Smiling, she held up the newborn baby. "Isn't he beautiful, lord king? I'm going to call him Ferdulf."

"Hello, Ferdulf," Gerin said.

Ferdulf's eyes, which had been closed, came open. "Hello yourself," the infant demigod said in a distinctly unbabylike baritone.

Gerin looked at Fulda. She nodded. "Oh, dear," the Fox said.

Fox and Empire

I

Up in the watchtower, the lookout winded his horn: a long, unmelodious blast. "Two chariots approach from the south, lord king!" he bellowed.

From the courtyard far below, Gerin the Fox, king of the north, cupped a hand to his mouth and replied: "Thanks, Andiver. We'll see who they are when they get here."

"Aren't you going to go up on the palisade and have a look?" the sentry demanded indignantly.

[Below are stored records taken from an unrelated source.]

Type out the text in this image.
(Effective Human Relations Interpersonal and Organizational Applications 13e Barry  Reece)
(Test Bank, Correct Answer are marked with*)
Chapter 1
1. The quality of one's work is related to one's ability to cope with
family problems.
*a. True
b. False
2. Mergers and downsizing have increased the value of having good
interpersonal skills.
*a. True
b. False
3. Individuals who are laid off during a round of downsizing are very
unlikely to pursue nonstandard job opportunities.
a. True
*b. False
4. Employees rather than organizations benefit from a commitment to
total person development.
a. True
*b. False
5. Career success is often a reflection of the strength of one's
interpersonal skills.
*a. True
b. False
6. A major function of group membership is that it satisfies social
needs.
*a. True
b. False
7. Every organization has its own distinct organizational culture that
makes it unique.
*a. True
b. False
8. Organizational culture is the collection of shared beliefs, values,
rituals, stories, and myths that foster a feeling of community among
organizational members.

"In a word, no," Gerin answered. "If two chariots' worth of warriors can conquer Fox Keep, either they're gods, in which case looking at them won't do me any good, or else we're all such cowards that the men who are on the palisade now would be running away, and that's not happening, either. So I'll wait for them down here, thanks very much."

Andiver said something the height of his perch kept Gerin from understanding. The Fox decided it was probably just as well.

His son Dagref smiled at him. "That was very logical," he said. Dagref, at fourteen, was as remorselessly logical as the most terrifying Sithonian philosopher who'd ever made a living lecturing in the Elabonian Empire. Up until twenty years before, Gerin's kingdom, as well as the rest of the land north from the High Kirs to the River Niffet, had been a frontier province of the Empire. Elabon, though, had abandoned the land north of the mountains in the face of the devastating werenight caused by all four moons' coming full at the same time and, almost incidentally, the barbarous Trokmoi swarming south over the Niffet.

"It was indeed," Gerin said. "So what?"

Dagref stared at him. Man and youth shared a long face, long nose, and swarthy complexion. Dagref, though, had only fine down on his cheeks and chin, and his hair was a brown almost black. Gerin's neat beard and his hair were gray, and getting grayer by the year: he was past fifty now, and often knew it by the creaking in his bones.